The Korean community in New York announced Friday a boycott of McDonald’s for the month of February in protest of what they call mistreatment of the community’s elderly citizens.
“The recent action of the McDonald’s chain in Flushing, New York, that drove away Korean elderly customers who stayed long hours is a clear sign of racial and age discrimination,” the Korean American Parents Association of Greater New York said in a statement.
The move came after a report in The New York Times detailed the conflict between the Flushing McDonald’s and a group of elderly Koreans.
Earlier on Thursday, the newspaper published an article on the growing frustration of the branch’s management over the Korean seniors who take up all the store’s tables for hours, buying only a small order of fries and obstructing other business.
According to the report, the burger chain, located on the corner of Parsons and Northern Boulevards, has called the police four times since November last year to clear out the group.

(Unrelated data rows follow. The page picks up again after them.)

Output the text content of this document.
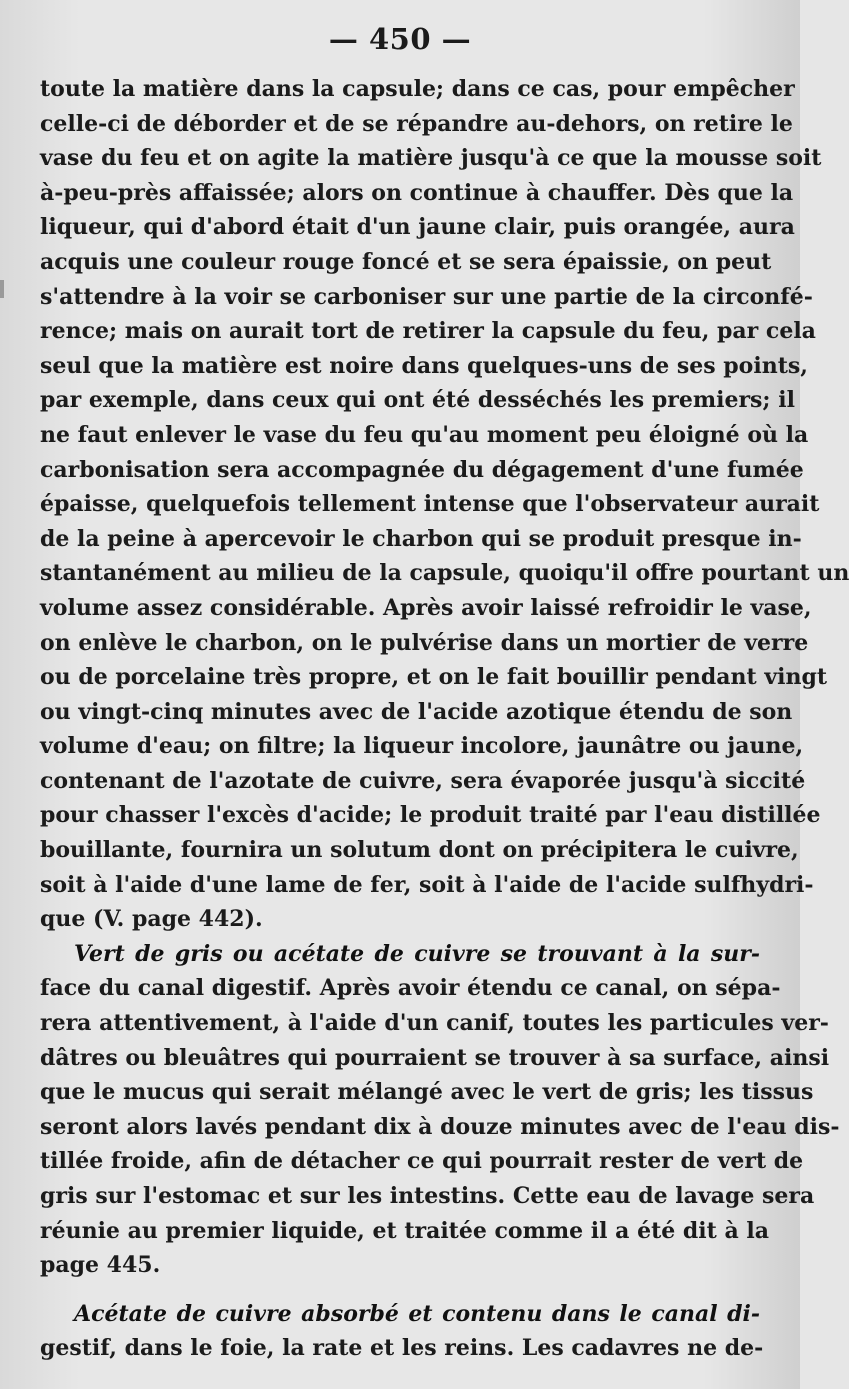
— 450 —
toute la matière dans la capsule; dans ce cas, pour empêcher
celle-ci de déborder et de se répandre au-dehors, on retire le
vase du feu et on agite la matière jusqu'à ce que la mousse soit
à-peu-près affaissée; alors on continue à chauffer. Dès que la
liqueur, qui d'abord était d'un jaune clair, puis orangée, aura
acquis une couleur rouge foncé et se sera épaissie, on peut
s'attendre à la voir se carboniser sur une partie de la circonfé-
rence; mais on aurait tort de retirer la capsule du feu, par cela
seul que la matière est noire dans quelques-uns de ses points,
par exemple, dans ceux qui ont été desséchés les premiers; il
ne faut enlever le vase du feu qu'au moment peu éloigné où la
carbonisation sera accompagnée du dégagement d'une fumée
épaisse, quelquefois tellement intense que l'observateur aurait
de la peine à apercevoir le charbon qui se produit presque in-
stantanément au milieu de la capsule, quoiqu'il offre pourtant un
volume assez considérable. Après avoir laissé refroidir le vase,
on enlève le charbon, on le pulvérise dans un mortier de verre
ou de porcelaine très propre, et on le fait bouillir pendant vingt
ou vingt-cinq minutes avec de l'acide azotique étendu de son
volume d'eau; on filtre; la liqueur incolore, jaunâtre ou jaune,
contenant de l'azotate de cuivre, sera évaporée jusqu'à siccité
pour chasser l'excès d'acide; le produit traité par l'eau distillée
bouillante, fournira un solutum dont on précipitera le cuivre,
soit à l'aide d'une lame de fer, soit à l'aide de l'acide sulfhydri-
que (V. page 442).
Vert de gris ou acétate de cuivre se trouvant à la sur-
face du canal digestif. Après avoir étendu ce canal, on sépa-
rera attentivement, à l'aide d'un canif, toutes les particules ver-
dâtres ou bleuâtres qui pourraient se trouver à sa surface, ainsi
que le mucus qui serait mélangé avec le vert de gris; les tissus
seront alors lavés pendant dix à douze minutes avec de l'eau dis-
tillée froide, afin de détacher ce qui pourrait rester de vert de
gris sur l'estomac et sur les intestins. Cette eau de lavage sera
réunie au premier liquide, et traitée comme il a été dit à la
page 445.
Acétate de cuivre absorbé et contenu dans le canal di-
gestif, dans le foie, la rate et les reins. Les cadavres ne de-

“Everywhere you go in the U.S., senior citizens pass hours and chat over a cup of coffee and that is big part of American culture and ordinary life,” the organization said, lashing out at the McDonald’s chain.
The group said it wanted to send a warning to “arrogant McDonald’s” by boycotting the fast food joint. The main customers of the disputed store are known to be Koreans.
“Treating our senior citizens, or our parents’ generation, as criminals is an insult to Koreans as a whole. Our elderly citizens are the ones who have overcome the aftermath of the war and drove our nation to become one of the top ten economies in the world. They deserve respect,” the statement read.
Korean netizens here showed mixed reactions at the news. Some expressed their disappointment in the elderly who might discolor the image of Koreans, while others berated McDonald’s for instituting a 20-minutes limit to sit and eat, a rule put in place because of the seniors’ loitering.